Years ago I played in a weekly poker game with some friends. One of them, in addition to being a gifted mathematician, was a compulsive gambler. Not only would he remain in hands long after his chance of winning was virtually nil, but when he finally did fold, he would try to make side bets with others who were also out of the pot as to who would win the hand, or even what cards that person might have. Thus, while he was not directly involved in the "action" -- betting and raising -- he had a stake in the eventual outcome of a hand. Speculators in so-called "derivatives" are a little like this. They can place bets on the behavior of securities without actually owning the securities. In fact, in a very rarified abstraction, they place bets not even on a group of particular securities, but on a "reference" portfolio, none of which either they or the organizer of the bets, have to own. In the case of Goldman Sachs ( = GS) and its Abacus fund, these rarified schemes involve bets on so-called synthetic CDOs (CDO = Collateralized Debt Obligation). Here is my understanding of how this worked. (If you have corrections to what I'm about to say, please use the "Comments" option on this blog to set me straight.)
1. GS or a third-party selected by GS assembles a "portfolio" of bonds or other securities. These may be bundled mortgages, or more standard type bonds. In the case of the latter, the bonds come in "tranches", which specify the (chronological) order in which they are paid off, or in which they become losses. But even if the securities are not actual bonds, GS can simulate these tranches when it assembles this theoretical portfolio.
2. The portfolio is given a overall "rating" depending on the ratings of the individual bonds comprising it. The best bond ratings are AAA, the lowest BBB. A mixed portfolio is rated using a formula depending on the percentages of its bonds having various ratings. I don't know this formula.

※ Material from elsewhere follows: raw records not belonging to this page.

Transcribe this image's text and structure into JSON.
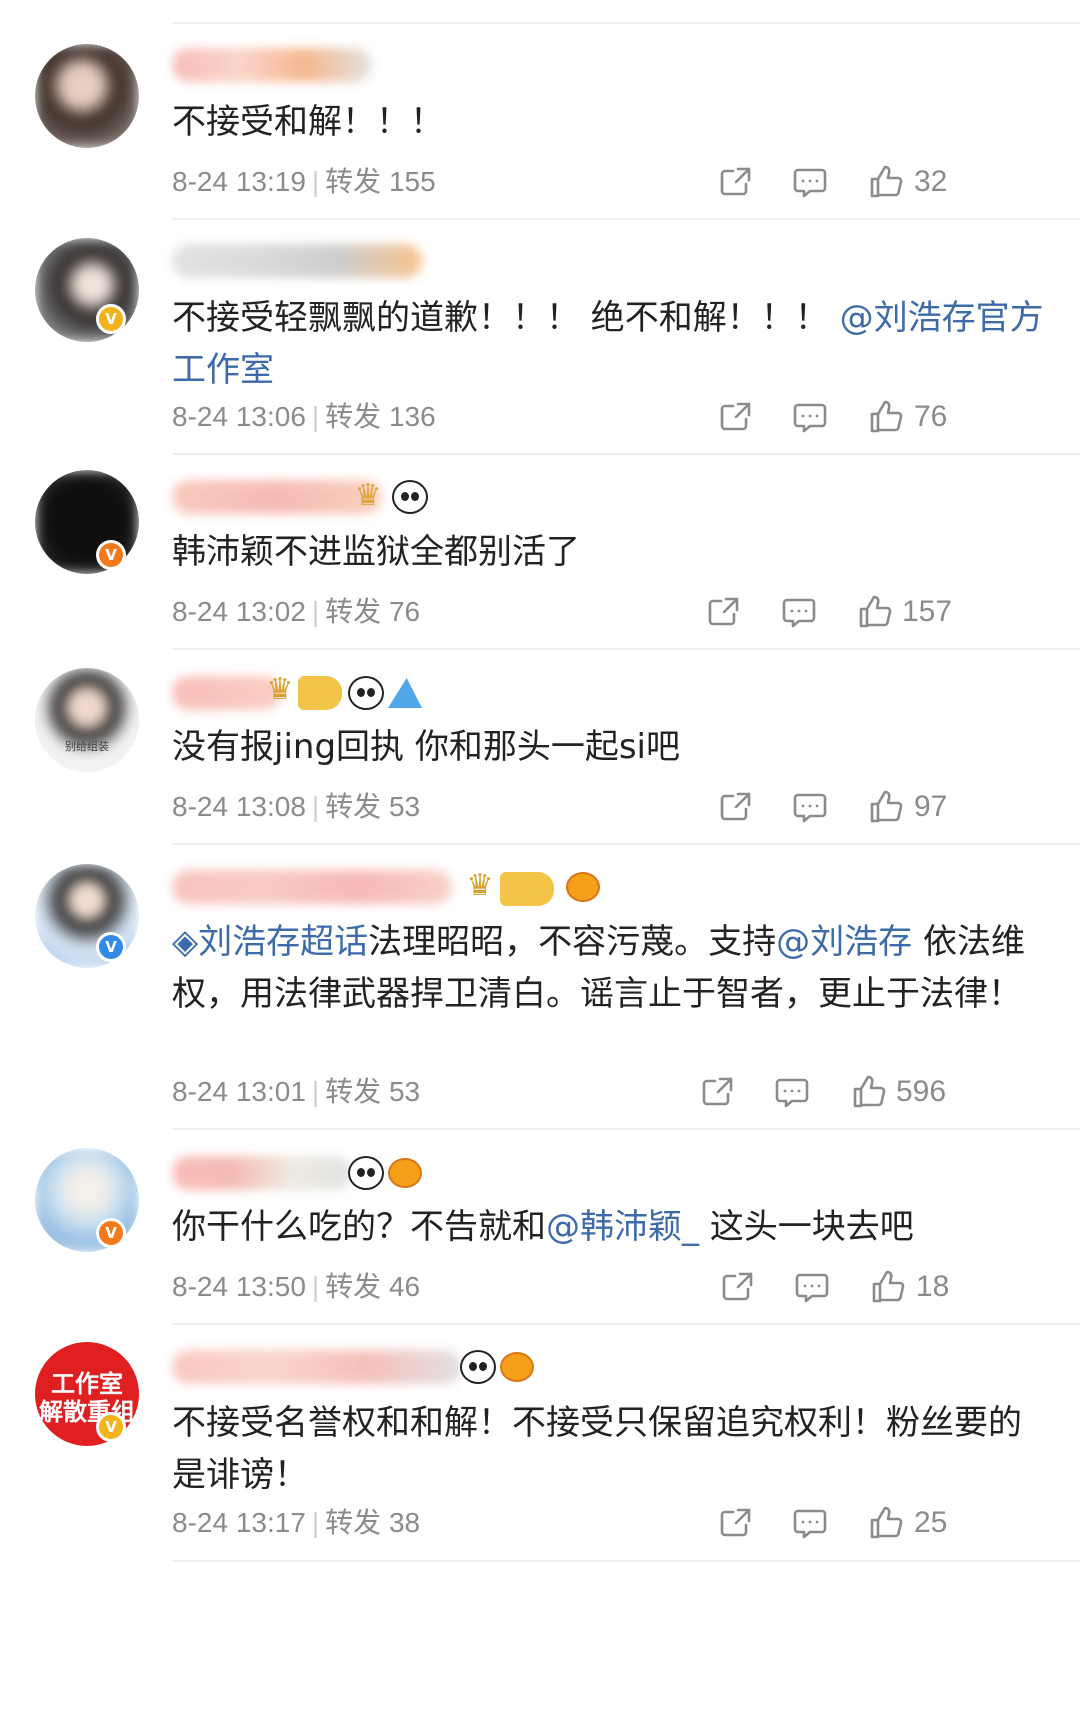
{
  "comments": [
    {
      "text": "不接受和解！！！",
      "time": "8-24 13:19",
      "repost_label": "转发",
      "repost_count": "155",
      "likes": "32"
    },
    {
      "text_parts": [
        "不接受轻飘飘的道歉！！！ 绝不和解！！！ ",
        "@刘浩存官方工作室"
      ],
      "time": "8-24 13:06",
      "repost_label": "转发",
      "repost_count": "136",
      "likes": "76"
    },
    {
      "text": "韩沛颖不进监狱全都别活了",
      "time": "8-24 13:02",
      "repost_label": "转发",
      "repost_count": "76",
      "likes": "157"
    },
    {
      "text": "没有报jing回执 你和那头一起si吧",
      "avatar_caption": "别给组装",
      "time": "8-24 13:08",
      "repost_label": "转发",
      "repost_count": "53",
      "likes": "97"
    },
    {
      "topic": "刘浩存超话",
      "text_a": "法理昭昭，不容污蔑。支持",
      "mention": "@刘浩存",
      "text_b": " 依法维权，用法律武器捍卫清白。谣言止于智者，更止于法律！",
      "time": "8-24 13:01",
      "repost_label": "转发",
      "repost_count": "53",
      "likes": "596"
    },
    {
      "text_a": "你干什么吃的？不告就和",
      "mention": "@韩沛颖_",
      "text_b": " 这头一块去吧",
      "time": "8-24 13:50",
      "repost_label": "转发",
      "repost_count": "46",
      "likes": "18"
    },
    {
      "text": "不接受名誉权和和解！不接受只保留追究权利！粉丝要的是诽谤！",
      "avatar_caption": "工作室 解散重组",
      "time": "8-24 13:17",
      "repost_label": "转发",
      "repost_count": "38",
      "likes": "25"
    }
  ],
  "icons": {
    "share": "share-icon",
    "comment": "comment-icon",
    "like": "thumbs-up-icon",
    "verified": "verified-v-icon"
  },
  "colors": {
    "mention": "#3d6aa8",
    "meta": "#8b8b8b",
    "verified_gold": "#f2b31c",
    "verified_orange": "#f27a1c",
    "verified_blue": "#2f8be6"
  }
}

This point is where the SEC has charged GS with unethical manipulation of the portfolios and their value. Basically, they never told the people who would eventually "bet" on the portfolio that is was put together by a GS employee who designed them to fail. More below.
3. GS now set up the poker game called a synthetic CDO (synthetic because the portfolio is not actually owned but is "representative") by arranging Credit Default Swaps (CDS's). They brought together two parties: one who thought the portfolio would prosper -- the "long" position -- and one who thought the opposite -- i.e. the "short position" that it would fail. The longs would sell CDS contracts to the shorts. These CDS contracts would pay the purchaser a certain amount of "insurance" if the sample portfolio declined in value; in return, the shorts would pay the longs a certain "premium" for this protection. Of course, these CDS transactions are not really insurance policies, since they are not subject to any of the regulations and protections that go with the insurance industry. In any case, if the portfolio prospers, the longs make money from the "premiums" the shorts pay for the CDS contracts. Inversely, if the portfolio tanks, the shorts are paid compensation by the contracts with the longs -- typically much more than what they have paid for the CDS contracts.
The determination of whether the portfolio declines in value or not -- in other words, whether the CDS's benefit the shorts or not -- is determined not by the actual value of the bonds in the portfolio (their "face" value or what they are obligated to pay) but by the value assigned to them by the market at a certain time. This is called "mark to market" accounting", and has become pretty much standard since the days of Enron's ascendancy.
Here is where GS's creation of the sample portfolio for the Abacus Fund seems to be fraudulent. The sellers of the CDS were told, supposedly, that the sample portfolio was chosen by someone or some group that had no interest in the fortunes of the portfolio. In other words, that the portfolio was simply representative of bonds with a certain (weighted) average rating. In fact, the SEC determined that the portfolio was chosen by John A. Paulson, a prominent hedge fund manager known for his bearish views on the mortgage market. Apparently Paulson was not involved in actual transactions with the Abacus Fund; however, Fabrice Tourre , a VP at Goldman Sachs, set up Abacus, had Paulson choose the portfolio in secret, hawked it to GS clients, then took a short position -- i.e. purchased CDS's from these clients -- on behalf of GS. Thus, knowing the portfolio was rigged to fail, Tourre got some of GS's own clients to sell "insurance" on it while buying this insurance himself for his company. GS's clients -- which included all sorts of investors and retirement funds -- lost heaps, while GS itself made a billion dollars or more on Tourre's machinations. Or so claims the SEC -- which I'm inclined to believe, as are most experts outside of GS (see, for example, this opinion).